Echoes: A semantically-aligned music deepfake detection dataset
Summary: arXiv:2603.23667v1 Announce Type: cross
In recent years, the advent of artificial intelligence has revolutionized various fields, including music production. However, with the rise of AI-generated music comes the pressing need to detect deepfakes effectively. In response to this challenge, researchers have introduced Echoes, a novel dataset aimed at enhancing the detection of music deepfakes under realistic conditions.
Dataset Overview
Echoes is designed to provide a comprehensive framework for training and benchmarking detectors capable of identifying deepfake music. The dataset includes:
- 3,577 tracks
- 110 hours of audio
- Multiple genres, including pop, rock, and electronic
- Content generated by ten popular AI music generation systems
Key Features of Echoes
One of the most significant aspects of the Echoes dataset is its focus on semantic-level alignment. This approach aims to prevent shortcut learning, which can hinder the robustness and generalization of detection models. The dataset achieves this alignment through the following methods:
- Conditioning generated audio samples directly on bona-fide waveforms
- Utilizing song descriptors to enhance the authenticity of the generated content
Evaluation and Findings
The researchers evaluated the Echoes dataset in a cross-dataset setting against three existing AI-generated music datasets. They employed state-of-the-art Wav2Vec2 XLS-R 2B representations to assess the performance of their detection models.

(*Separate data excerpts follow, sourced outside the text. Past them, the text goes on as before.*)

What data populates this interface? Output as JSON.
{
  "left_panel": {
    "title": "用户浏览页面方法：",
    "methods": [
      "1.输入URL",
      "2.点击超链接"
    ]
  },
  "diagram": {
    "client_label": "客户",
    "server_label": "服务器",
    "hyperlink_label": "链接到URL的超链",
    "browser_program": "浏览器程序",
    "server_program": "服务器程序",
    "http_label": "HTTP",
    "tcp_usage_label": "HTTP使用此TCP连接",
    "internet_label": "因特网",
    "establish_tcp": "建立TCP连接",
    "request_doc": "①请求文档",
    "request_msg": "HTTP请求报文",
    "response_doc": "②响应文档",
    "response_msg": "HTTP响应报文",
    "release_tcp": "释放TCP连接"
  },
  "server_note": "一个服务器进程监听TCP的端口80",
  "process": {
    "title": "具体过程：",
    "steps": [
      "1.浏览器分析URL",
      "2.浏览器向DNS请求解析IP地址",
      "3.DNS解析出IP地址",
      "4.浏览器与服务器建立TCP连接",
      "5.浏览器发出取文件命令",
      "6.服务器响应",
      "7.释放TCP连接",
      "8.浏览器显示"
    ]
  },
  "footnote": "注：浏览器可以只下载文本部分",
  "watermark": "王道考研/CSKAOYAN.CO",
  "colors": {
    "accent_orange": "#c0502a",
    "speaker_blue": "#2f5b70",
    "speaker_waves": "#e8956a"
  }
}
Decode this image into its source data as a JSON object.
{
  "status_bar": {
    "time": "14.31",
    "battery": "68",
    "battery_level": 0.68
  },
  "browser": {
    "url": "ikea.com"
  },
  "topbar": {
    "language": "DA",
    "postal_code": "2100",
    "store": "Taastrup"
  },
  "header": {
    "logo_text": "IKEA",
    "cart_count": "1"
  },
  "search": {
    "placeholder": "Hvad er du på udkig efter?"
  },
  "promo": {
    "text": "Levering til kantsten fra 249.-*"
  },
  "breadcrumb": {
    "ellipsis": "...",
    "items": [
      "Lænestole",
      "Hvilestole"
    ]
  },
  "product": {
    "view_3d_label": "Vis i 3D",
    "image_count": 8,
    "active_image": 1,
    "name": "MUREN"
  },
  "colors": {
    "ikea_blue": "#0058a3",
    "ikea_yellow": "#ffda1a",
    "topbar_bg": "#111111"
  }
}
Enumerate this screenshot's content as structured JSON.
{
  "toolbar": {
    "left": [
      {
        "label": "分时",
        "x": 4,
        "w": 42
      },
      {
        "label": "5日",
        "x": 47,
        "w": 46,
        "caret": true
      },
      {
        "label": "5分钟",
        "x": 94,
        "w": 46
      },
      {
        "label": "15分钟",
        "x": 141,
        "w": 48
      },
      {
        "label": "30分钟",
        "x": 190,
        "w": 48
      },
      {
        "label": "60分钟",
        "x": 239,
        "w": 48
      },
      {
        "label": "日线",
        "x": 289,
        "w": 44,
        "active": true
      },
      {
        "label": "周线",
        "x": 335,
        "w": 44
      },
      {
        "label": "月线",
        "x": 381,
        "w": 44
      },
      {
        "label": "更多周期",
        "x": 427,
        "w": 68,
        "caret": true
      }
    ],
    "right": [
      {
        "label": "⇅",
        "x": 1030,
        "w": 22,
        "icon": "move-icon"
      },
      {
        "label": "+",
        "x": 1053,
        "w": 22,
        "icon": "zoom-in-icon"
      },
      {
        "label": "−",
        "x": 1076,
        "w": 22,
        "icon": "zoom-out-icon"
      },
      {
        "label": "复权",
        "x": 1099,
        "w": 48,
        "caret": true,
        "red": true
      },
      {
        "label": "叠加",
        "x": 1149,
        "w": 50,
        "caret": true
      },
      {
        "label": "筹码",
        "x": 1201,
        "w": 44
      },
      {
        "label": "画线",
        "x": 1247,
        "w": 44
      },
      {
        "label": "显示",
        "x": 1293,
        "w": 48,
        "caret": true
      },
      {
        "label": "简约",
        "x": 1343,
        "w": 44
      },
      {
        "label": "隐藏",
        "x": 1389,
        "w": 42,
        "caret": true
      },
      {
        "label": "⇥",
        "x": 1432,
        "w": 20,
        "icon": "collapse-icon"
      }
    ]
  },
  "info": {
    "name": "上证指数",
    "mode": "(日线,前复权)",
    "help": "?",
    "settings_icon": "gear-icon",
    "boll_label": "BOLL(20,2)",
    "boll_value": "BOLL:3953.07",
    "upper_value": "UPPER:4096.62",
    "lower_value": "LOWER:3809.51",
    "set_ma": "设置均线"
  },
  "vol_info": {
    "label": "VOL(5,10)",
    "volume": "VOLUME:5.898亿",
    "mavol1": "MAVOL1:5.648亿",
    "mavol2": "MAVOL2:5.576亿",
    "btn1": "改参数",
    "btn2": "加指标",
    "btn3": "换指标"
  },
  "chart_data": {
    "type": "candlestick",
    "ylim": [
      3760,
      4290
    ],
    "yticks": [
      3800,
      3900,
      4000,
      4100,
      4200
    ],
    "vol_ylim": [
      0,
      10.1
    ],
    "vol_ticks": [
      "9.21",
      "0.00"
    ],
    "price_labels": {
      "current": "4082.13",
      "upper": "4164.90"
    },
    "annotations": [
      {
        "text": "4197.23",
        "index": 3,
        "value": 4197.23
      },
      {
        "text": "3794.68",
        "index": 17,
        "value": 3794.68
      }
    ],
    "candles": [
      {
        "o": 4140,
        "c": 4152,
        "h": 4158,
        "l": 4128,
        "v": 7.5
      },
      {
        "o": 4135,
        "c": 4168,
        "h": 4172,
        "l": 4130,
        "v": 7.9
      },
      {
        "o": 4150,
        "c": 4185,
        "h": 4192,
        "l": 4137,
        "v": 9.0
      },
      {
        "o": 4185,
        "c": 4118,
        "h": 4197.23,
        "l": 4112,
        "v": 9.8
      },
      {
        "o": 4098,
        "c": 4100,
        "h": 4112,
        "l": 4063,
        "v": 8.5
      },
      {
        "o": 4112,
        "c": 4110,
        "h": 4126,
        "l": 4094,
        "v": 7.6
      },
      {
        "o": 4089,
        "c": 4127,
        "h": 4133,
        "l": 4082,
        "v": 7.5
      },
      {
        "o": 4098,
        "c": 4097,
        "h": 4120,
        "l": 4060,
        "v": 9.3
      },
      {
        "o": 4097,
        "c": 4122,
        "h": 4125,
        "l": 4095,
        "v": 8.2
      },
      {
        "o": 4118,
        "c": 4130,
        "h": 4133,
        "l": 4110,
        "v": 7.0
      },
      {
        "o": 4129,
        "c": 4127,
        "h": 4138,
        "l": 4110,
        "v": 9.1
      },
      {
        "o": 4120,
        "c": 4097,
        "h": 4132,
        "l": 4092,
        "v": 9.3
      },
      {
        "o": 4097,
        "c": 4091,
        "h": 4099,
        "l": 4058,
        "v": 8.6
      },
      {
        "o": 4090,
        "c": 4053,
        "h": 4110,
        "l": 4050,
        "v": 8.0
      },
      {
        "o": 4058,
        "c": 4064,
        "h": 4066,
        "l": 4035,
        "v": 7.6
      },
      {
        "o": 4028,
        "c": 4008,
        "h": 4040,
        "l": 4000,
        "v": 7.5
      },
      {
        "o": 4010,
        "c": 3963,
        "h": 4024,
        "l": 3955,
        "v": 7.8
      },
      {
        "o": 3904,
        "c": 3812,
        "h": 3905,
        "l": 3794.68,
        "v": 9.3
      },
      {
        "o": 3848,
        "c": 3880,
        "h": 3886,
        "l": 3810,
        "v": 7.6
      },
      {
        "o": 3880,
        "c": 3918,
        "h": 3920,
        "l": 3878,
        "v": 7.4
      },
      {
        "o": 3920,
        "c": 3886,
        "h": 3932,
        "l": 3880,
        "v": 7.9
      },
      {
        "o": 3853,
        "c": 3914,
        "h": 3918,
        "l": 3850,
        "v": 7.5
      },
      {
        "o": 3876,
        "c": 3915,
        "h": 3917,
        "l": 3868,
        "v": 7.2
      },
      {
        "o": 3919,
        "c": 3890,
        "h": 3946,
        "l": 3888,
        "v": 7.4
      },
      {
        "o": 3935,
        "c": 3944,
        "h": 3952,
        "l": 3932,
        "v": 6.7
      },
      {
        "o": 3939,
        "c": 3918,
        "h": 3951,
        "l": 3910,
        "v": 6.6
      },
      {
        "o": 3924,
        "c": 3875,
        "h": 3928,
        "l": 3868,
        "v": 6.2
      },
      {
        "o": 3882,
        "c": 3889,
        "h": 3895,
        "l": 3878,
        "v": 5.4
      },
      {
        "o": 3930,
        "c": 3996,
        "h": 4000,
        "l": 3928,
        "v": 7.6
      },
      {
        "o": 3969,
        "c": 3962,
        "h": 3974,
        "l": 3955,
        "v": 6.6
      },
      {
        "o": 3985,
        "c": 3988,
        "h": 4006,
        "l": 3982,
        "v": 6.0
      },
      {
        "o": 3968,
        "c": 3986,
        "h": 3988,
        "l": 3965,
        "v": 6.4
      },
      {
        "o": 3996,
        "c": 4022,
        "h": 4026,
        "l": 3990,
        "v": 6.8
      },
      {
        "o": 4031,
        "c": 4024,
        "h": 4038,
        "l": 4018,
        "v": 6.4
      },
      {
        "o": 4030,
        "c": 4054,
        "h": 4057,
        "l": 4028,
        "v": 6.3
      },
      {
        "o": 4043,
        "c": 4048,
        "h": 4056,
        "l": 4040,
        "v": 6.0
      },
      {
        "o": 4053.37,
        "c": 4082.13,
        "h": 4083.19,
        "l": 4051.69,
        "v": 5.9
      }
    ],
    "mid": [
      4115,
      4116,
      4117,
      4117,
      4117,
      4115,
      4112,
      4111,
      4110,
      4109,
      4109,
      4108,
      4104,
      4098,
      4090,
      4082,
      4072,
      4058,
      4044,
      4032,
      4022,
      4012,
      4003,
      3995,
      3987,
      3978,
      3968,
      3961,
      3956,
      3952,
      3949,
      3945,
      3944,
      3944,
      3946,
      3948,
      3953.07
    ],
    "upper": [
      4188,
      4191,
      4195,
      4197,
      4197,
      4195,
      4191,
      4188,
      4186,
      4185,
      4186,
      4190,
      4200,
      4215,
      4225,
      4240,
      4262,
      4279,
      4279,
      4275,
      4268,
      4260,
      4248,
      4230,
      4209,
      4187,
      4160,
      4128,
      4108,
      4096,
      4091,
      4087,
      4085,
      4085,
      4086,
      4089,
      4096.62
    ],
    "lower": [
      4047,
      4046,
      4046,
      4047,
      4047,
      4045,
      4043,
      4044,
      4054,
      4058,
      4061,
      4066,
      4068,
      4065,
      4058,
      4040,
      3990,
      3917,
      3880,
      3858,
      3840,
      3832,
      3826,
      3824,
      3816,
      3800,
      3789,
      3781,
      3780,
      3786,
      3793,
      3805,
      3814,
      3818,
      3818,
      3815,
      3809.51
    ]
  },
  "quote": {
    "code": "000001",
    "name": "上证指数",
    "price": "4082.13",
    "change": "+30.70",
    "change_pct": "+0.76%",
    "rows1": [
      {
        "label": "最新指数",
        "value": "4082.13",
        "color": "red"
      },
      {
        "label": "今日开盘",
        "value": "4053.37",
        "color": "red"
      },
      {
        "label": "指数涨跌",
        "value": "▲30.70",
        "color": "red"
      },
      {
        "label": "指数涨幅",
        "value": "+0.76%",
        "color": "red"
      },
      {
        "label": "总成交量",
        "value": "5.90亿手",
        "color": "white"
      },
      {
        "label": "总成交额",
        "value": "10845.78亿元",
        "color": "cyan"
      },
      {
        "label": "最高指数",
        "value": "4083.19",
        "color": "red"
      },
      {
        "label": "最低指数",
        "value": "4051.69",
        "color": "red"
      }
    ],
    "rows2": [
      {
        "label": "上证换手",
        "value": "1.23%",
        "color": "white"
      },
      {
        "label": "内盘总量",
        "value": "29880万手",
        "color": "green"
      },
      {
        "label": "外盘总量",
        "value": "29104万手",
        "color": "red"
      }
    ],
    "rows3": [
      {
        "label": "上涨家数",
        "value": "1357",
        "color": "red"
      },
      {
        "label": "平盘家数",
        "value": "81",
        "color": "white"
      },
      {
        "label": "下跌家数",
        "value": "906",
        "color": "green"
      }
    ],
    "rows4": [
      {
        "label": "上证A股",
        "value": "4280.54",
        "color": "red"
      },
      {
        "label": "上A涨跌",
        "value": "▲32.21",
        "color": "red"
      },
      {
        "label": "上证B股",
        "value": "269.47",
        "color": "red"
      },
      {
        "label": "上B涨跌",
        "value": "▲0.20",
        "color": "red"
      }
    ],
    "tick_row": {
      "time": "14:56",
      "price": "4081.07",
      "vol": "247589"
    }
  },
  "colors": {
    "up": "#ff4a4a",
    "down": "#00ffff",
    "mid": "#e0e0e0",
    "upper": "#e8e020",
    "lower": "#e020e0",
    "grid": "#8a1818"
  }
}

The results yielded several notable findings:
- Echoes is identified as the hardest in-domain dataset available.
- Detectors trained on existing datasets exhibited poor transferability to Echoes.
- Training on the Echoes dataset resulted in the strongest generalization performance for detection models.
Implications for Future Research
The findings from the Echoes dataset underscore the importance of provider diversity and semantic alignment in developing effective music deepfake detectors. As AI-generated music continues to evolve, the insights gained from Echoes could pave the way for more robust detection systems that can adapt to new challenges in the field.
Conclusion
With the introduction of Echoes, researchers are better equipped to tackle the complexities of music deepfake detection. By creating a dataset that emphasizes realistic conditions and semantic alignment, Echoes represents a significant advancement in the ongoing battle against AI-generated misinformation in the music industry.